Eines Tages platzte während einer unserer Séancen der Postbote herein. Er hatte einen Brief von Papa in der Hand. Er schrieb, dass es ihm gutgehe und dass er nicht verwundet sei, dass wir ihm sehr fehlten und wir uns alle bald wiedersehen würden. Die Erwachsenen befanden, dies sei ein gutes Zeichen, und wenn irgendjemand die Männer aus dieser Hölle befreien könne, so seien es unschuldig betende Kinder wie wir. Wir waren stolz auf uns. Ein paar Tage später verguckte ich mich in Luka. Er war meine erste Liebe, obwohl er in eine höhere Schulklasse ging. Ich gab damals die Sache mit der Nonne auf, aber noch lange danach betete ich ergeben zu Gott.
*
Ich kam nach der zweiten Pause nach Hause. Mama saß im Dunkeln und war auf dem Stuhl zusammengesunken. In den Abendnachrichten sagten sie nichts, aber nach der Wetterprognose ließen sie das Lied Meine Rose von Prljavo Kazalište laufen. Sie wusste sofort, was das bedeutete. Die Stadt war gefallen. Die Slowenen ließen die Meldung über Teletext laufen. Aber unsere kroatischen Medien schwiegen. Vielleicht wusste man nicht, was man den Menschen eigentlich sagen sollte.
Für uns scheint nun alles vorbei zu sein. Die Stadt ist gefallen, wer sich gerettet hat, der ist davongekommen. Was mit den anderen passiert, das weiß Gott allein. Meine Tante kommt und umarmt Mama. Sie sagt zu ihr, dass das nicht wahr sei, dass sie bestimmt lügen und dass die Slowenen kein Stück besser als die Serben seien. Vukovar ist gefallen, und das beunruhigt mich, weil ich nicht genau weiß, was das eigentlich bedeutet, und es kommt mir dumm vor, ausgerechnet jetzt danach zu fragen. Mama schickt mich ins Bett, und sie alle bleiben noch lange wach.
In den frühen Morgenstunden weckt uns das Läuten des Telefons. »Ich lebe, ich bin gesund, wir sehen uns bald.« Das war alles, was er gesagt hat.
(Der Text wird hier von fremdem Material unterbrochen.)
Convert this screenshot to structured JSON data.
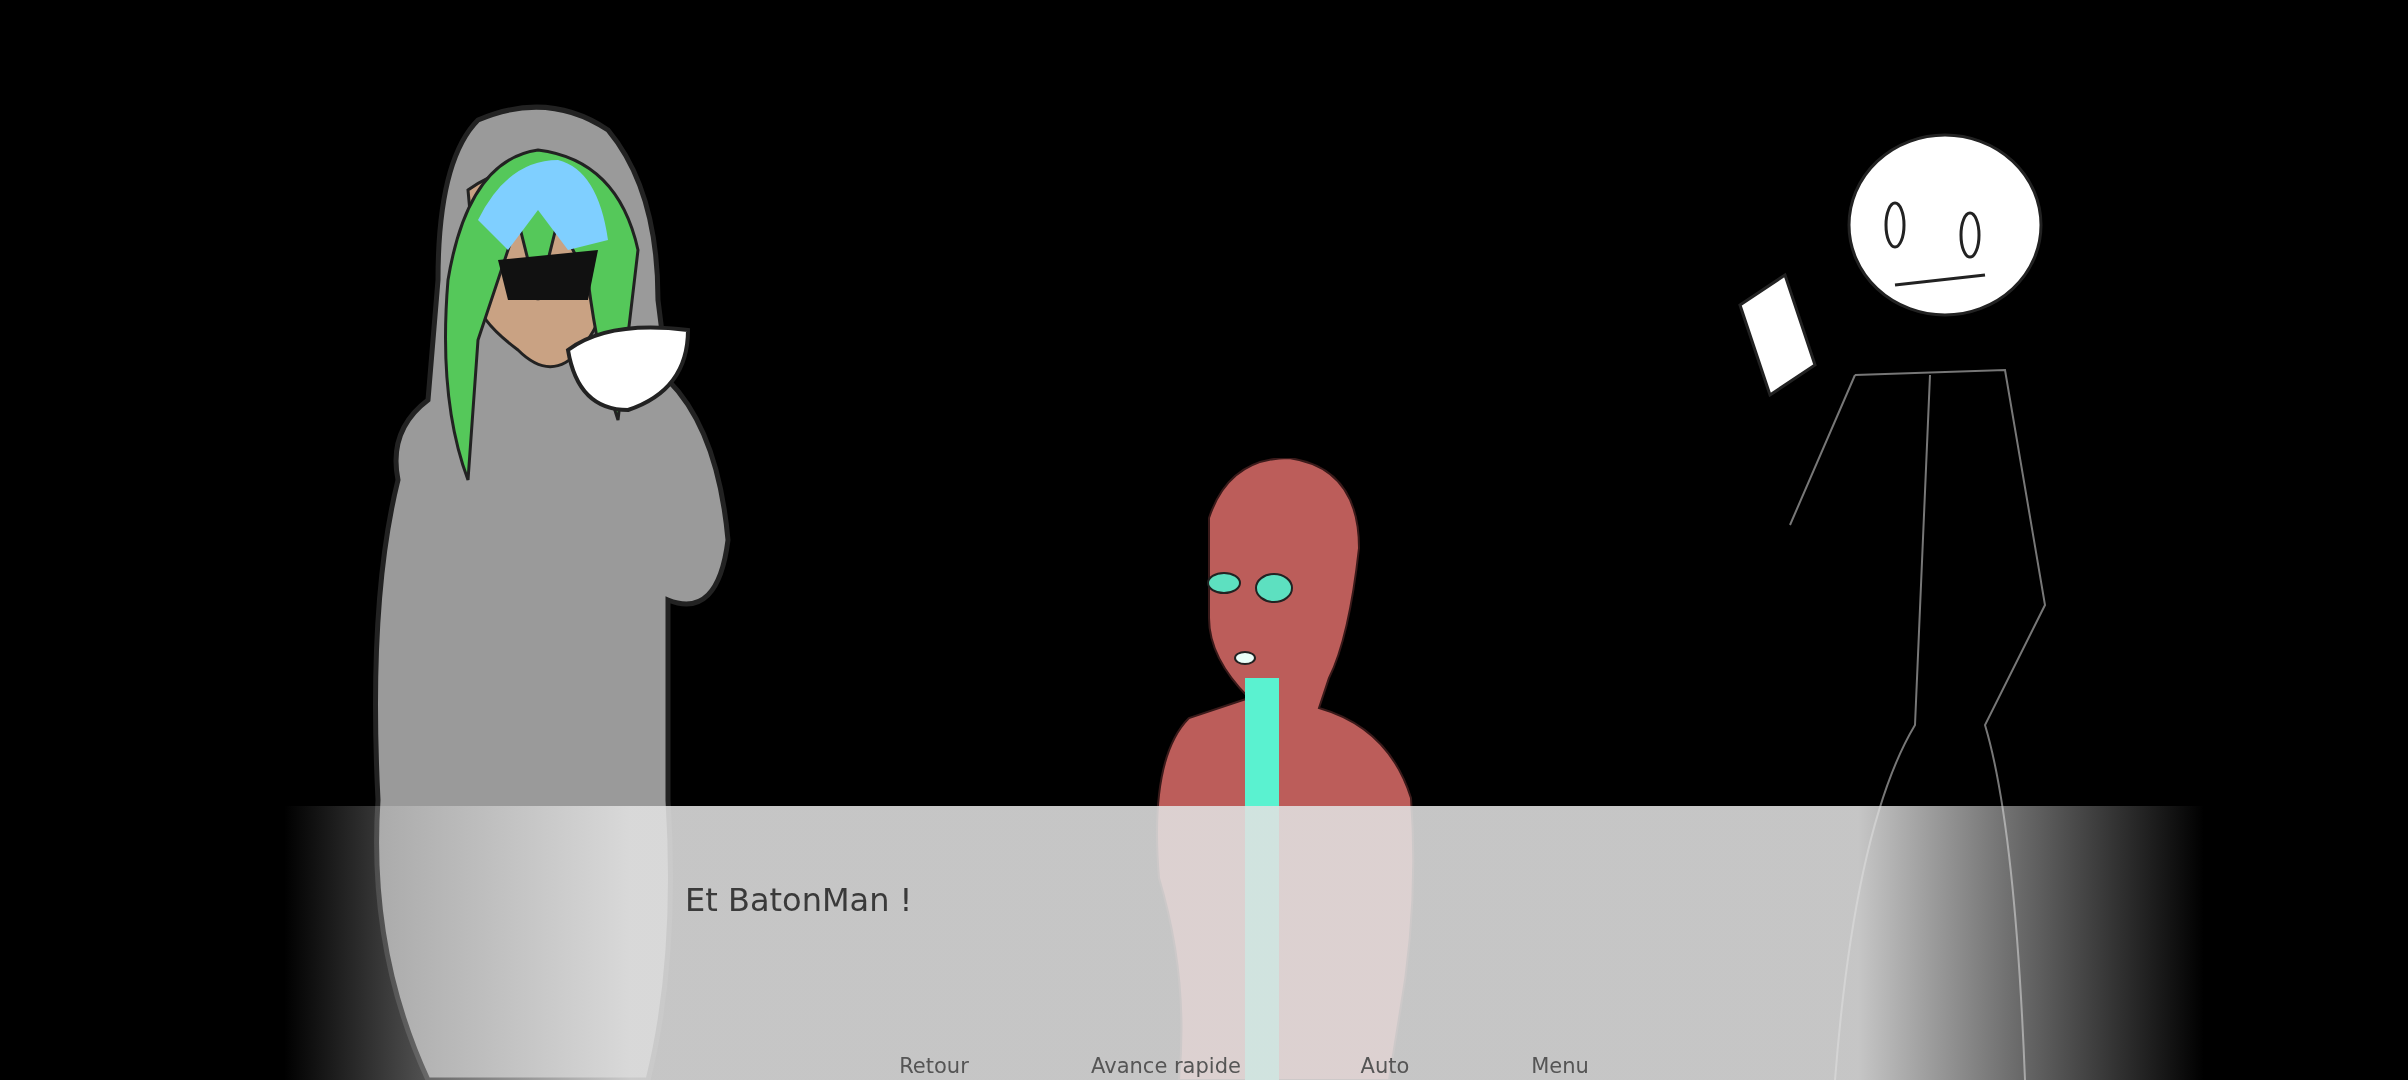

Kein Wort darüber, wo er sich befindet, wann wir uns sehen würden, von wo aus er uns anruft. Glücksübermannt springen wir auf den Betten herum. Wir umarmen uns. Wir küssen uns.
An diesem Tag gingen mein Bruder und ich nicht in die Schule. Wir zogen uns an und machten uns zusammen mit Mama auf den Weg in die Stadt. Von dem Geld, das wir noch hatten, kauften wir etwas Fleisch und ein paar Kuchenstücke in der Konditorei. Mama und meine Tante räumten den ganzen Nachmittag auf. Und am Abend fingen wir mit dem Warten an. Ich las ihnen aus ihren Tassen den Kaffeesatz und rannte jedes Mal zum Fenster, wenn ich ein Auto zu hören glaubte. Obwohl es schon weit nach Mitternacht war, wurden wir nicht ins Bett geschickt. Wir nahmen an, dass Papa in Vinkovci war, dachten, dass dort Chaos und Unordnung ausgebrochen waren, vielleicht, so spekulierten wir, mussten alle durchsucht und irgendwie kategorisiert werden, möglicherweise musste man Fahrgelegenheiten finden und all solche Dinge. Schließlich gingen wir drei nach oben, Mama machte am Fenster eine Kerze an und blieb noch lange auf. Am nächsten Tag mussten wir zur Schule. Lidija, die mit mir in einer Klasse war, erzählte, ihr Vater hätte sich erst vorgestern herausgekämpft. Sie sagte, mein Vater sei bestimmt gefangen genommen worden. Ich rief nach dem Lehrer. Ich wollte nicht mehr neben ihr sitzen.